The sabre-rattling follows the North's submarine-launched ballistic missile test some two weeks ago.
"They are speculated to be Rodong missiles with a range of 1,000 kilometres (620 miles) and were fired without navigational warning to Japan," the spokesman said in a statement.
"North Korea's ballistic missile launch is a direct violation of UN Security Council resolutions, aimed at showing off its nuclear and missile capabilities during the G20 summit." The defence ministry in Tokyo said the three missiles were estimated to have fallen into Japan's maritime Exclusive Economic Zone.
"The ministry expresses serious concern over the missile launches as they pose a grave threat to Japan's national security," a ministry statement said.
North Korea has conducted a series of missile tests this year in defiance of UN sanctions imposed after its fourth nuclear test in January.
Last month, it fired a submarine-launched ballistic missile from the northeastern port of Sinpo.
That missile flew 500 kilometres towards Japan, far exceeding the range of the North's previous sub-launched missiles.

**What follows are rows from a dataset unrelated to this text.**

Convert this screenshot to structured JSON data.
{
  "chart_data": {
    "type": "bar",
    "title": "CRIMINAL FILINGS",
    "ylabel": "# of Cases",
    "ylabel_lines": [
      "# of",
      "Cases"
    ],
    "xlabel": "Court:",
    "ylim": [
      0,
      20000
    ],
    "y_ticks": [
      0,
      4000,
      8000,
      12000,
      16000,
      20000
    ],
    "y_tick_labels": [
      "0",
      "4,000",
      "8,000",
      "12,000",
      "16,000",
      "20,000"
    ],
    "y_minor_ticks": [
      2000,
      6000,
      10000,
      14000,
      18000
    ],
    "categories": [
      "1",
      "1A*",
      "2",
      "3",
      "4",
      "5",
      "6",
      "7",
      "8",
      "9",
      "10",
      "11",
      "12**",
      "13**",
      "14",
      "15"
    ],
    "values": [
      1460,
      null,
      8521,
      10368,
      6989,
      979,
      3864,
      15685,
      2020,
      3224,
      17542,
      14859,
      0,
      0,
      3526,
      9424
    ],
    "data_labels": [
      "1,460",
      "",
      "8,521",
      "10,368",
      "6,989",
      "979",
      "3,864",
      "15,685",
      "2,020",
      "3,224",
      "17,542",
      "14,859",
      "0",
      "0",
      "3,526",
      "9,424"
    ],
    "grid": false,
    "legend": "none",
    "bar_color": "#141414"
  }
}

The country's leader Kim Jong-Un described the August test as the "greatest success" and said it put the US mainland within striking range.
The launch was widely condemned by the US and other major powers, but analysts saw it as a clear step forward for North Korea's nuclear strike ambitions.
A proven submarine-launched ballistic missile system would allow deployment far beyond the Korean peninsula and a "second-strike" capability in the event of an attack on the North's military bases.
The North's latest tests sparked strong protests from Tokyo and Washington.
A senior US administration official at the G20 condemned the launches as a threat to its allies and to civilian air travel, and vowed diplomatic action against the Pyongyang regime.
US State Department spokesman John Kirby strongly denounced the launches as "reckless".
"Today's reckless launches by North Korea threaten civil aviation and maritime commerce in the region," Mr Kirby said in a statement.
Gary Ross, a Pentagon spokesman, also repeated previous comments saying US commitment to the defence of allies South Korea and Japan was "ironclad".
"This provocation only serves to increase the international community's resolve to counter the DPRK's prohibited activities, including through implementing existing UN Security Council sanctions," he said.
"We intend to raise our concerns at the UN to bolster international resolve in holding the DPRK accountable for these actions." In Tokyo, Japanese Foreign Minister Fumio Kishida told reporters the launches were "a grave security provocation and can never be permitted."
"We have lodged a strong protest against North Korea." The latest missile launches came hours after South Korean President Park Geun-Hye and Chinese President Xi Jinping met on the sidelines of the G20 summit in Hangzhou.
During the summit, Mr Xi reiterated Beijing's opposition to Seoul's planned deployment of the Terminal High Altitude Area Defence (Thaad) system, arguing that "mishandling" the issue could "intensify disputes" in the region, China's state-run Xinhua news agency said.
Ms Park labelled North Korea's continued provocations as a "challenge" to Seoul-Beijing ties, adding that security threats from Pyongyang were at an "unprecedented level," South Korea's Yonhap news agency said.